In 1920, women won the right to vote. But much like the lag time between Rankin’s election and that of Shirley Chisholm, the Civil Rights Act didn’t pass until 1965, allowing, in the preceding years, immoral barriers to voting based on race like literacy and poll taxes. The fight for Black civil rights was bloody and violent in a way the early suffragists never experienced.
Over the last decades, the growing anti-choice movement has ceaselessly worked to hollow-out the promise of Roe vs. Wade, by weaponizing state laws that create barriers to services, especially for women of color, by shaming women who seek them, and by closing the dwindling number of clinics that serve women. Last year, the movement for reproductive freedom struck a great victory when the Supreme Court ruled that some of these restrictions were unconstitutional. The clarion call at the time was “A right in theory is not a right at all.” This principle remains true when voting rights are unjustly and unequally applied. This remains true when liberty and justice for all is threatened on the streets of Charlottesville.

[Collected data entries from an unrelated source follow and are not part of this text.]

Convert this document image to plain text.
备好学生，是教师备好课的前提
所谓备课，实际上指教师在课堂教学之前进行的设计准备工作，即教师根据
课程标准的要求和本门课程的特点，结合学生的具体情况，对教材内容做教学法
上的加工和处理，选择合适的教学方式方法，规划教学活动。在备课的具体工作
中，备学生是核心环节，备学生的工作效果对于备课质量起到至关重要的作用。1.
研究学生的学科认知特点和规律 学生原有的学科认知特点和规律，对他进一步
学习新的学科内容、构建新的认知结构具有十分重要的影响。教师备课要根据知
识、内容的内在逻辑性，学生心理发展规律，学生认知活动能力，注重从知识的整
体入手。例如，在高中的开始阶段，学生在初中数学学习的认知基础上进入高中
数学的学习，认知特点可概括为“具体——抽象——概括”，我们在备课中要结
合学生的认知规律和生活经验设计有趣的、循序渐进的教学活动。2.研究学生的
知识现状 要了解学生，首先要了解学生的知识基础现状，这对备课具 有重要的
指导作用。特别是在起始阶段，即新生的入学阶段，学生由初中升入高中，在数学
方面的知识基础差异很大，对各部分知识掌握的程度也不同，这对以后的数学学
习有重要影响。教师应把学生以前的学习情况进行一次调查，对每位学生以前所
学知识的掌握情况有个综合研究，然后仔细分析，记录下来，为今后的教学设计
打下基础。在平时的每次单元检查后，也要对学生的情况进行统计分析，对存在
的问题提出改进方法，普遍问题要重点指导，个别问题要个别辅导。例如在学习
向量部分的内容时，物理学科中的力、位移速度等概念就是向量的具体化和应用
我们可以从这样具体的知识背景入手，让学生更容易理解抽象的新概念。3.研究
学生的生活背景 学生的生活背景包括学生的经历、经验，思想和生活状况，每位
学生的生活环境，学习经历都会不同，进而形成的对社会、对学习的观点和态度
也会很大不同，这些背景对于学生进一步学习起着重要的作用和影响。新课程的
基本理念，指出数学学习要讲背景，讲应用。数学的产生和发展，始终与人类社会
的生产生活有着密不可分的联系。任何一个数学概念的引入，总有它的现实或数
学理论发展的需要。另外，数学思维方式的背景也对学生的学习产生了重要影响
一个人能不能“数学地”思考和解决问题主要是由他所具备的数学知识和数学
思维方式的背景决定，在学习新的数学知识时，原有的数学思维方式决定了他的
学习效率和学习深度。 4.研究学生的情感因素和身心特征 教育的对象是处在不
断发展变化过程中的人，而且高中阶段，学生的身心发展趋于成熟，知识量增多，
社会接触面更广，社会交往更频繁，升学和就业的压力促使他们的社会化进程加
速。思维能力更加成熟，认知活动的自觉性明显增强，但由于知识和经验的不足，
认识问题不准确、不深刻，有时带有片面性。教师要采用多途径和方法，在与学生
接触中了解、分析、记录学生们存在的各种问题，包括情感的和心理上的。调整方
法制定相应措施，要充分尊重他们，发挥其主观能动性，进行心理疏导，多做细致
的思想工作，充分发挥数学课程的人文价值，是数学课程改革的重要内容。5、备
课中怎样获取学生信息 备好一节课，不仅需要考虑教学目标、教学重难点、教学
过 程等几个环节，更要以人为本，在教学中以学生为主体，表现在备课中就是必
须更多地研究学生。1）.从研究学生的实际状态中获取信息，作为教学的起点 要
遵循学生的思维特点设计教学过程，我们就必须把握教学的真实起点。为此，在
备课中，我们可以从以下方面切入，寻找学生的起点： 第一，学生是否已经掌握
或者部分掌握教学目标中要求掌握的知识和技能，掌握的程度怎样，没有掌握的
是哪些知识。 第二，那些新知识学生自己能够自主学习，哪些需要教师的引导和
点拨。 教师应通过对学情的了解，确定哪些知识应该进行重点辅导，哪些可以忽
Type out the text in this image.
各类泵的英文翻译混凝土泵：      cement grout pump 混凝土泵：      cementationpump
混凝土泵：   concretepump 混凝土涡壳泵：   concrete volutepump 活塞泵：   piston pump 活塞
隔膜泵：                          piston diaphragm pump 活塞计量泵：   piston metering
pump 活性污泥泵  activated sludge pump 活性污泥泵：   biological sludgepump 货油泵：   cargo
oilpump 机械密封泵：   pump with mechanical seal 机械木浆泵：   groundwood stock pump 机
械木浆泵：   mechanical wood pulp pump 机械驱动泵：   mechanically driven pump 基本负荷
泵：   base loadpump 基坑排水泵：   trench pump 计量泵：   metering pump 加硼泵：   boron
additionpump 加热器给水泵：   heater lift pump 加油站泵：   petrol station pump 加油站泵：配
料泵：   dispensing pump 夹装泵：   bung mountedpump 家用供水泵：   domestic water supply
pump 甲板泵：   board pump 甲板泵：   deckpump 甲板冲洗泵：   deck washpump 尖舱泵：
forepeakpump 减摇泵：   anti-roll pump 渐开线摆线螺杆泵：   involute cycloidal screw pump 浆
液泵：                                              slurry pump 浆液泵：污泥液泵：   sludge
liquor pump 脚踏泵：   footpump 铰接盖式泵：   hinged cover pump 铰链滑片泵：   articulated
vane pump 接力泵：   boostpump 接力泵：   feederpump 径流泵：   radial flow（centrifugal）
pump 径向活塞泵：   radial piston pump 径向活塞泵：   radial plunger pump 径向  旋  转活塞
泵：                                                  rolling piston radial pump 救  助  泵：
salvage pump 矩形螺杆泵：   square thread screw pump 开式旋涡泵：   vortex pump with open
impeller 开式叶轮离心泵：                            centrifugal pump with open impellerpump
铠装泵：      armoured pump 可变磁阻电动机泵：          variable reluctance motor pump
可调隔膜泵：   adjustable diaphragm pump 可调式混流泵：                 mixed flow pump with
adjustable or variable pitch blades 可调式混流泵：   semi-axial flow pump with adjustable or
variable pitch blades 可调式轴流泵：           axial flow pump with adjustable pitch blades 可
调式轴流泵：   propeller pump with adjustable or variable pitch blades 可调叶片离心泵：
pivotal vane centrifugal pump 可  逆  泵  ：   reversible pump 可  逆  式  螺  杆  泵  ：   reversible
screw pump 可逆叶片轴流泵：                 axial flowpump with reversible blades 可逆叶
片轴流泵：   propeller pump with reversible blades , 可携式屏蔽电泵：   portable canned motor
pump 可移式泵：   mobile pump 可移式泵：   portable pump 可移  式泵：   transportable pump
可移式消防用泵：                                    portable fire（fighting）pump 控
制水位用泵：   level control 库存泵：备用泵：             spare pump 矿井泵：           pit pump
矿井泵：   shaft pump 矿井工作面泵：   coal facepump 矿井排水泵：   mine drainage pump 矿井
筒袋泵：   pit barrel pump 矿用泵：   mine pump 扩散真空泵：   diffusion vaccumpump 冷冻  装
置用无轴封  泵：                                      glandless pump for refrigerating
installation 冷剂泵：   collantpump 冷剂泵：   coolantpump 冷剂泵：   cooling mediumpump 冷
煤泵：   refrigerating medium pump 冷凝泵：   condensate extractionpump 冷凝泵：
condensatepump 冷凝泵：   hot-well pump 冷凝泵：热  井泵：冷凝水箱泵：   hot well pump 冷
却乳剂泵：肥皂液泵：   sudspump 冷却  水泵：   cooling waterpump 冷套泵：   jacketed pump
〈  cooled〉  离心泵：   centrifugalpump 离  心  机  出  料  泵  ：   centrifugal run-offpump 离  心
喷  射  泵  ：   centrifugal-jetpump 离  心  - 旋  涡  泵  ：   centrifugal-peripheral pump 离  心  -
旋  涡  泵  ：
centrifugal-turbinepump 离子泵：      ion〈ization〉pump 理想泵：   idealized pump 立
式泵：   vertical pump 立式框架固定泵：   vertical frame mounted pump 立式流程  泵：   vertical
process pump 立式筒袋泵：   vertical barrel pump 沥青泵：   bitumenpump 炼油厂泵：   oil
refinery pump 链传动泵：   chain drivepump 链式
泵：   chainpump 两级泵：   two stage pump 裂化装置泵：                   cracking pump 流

And as always in our history, the pathway to ensuring that constitutional rights become and remain a living, breathing part of people’s lives requires us to tell our history in a way that shines the light on the complicated details that teach us the hard truths about where we need to do better to ensure success for all. As history teaches us, one piece of this is for white women to confront our own blind spots, and truly internalize the idea that no progress is tangible and sustainable unless it applies to all.
The immediate catalyst Women’s Equality Day came about when “Battling” Bella Abzug, Congresswoman from New York, filed a Congressional resolution asking for the proclamation of the day from the President. President Nixon was in office at the time and when he signed the proclamation he stated:
“The struggle for women’s suffrage, however, was only the first step toward full and equal participation of women in our Nation’s life. In recent years, we have made other giant strides by attacking sex discrimination through our laws and by paving new avenues to equal economic opportunity for women. Today, in virtually every sector of our society, women are making important contributions to the quality of American life. And yet, much still remains to be done.”
Much remains to be done, and I certainly don’t have all the answers. But this Women’s Equality Day, let us commit to not only understanding our complicated and flawed history, but to show through our actions that we have learned from it.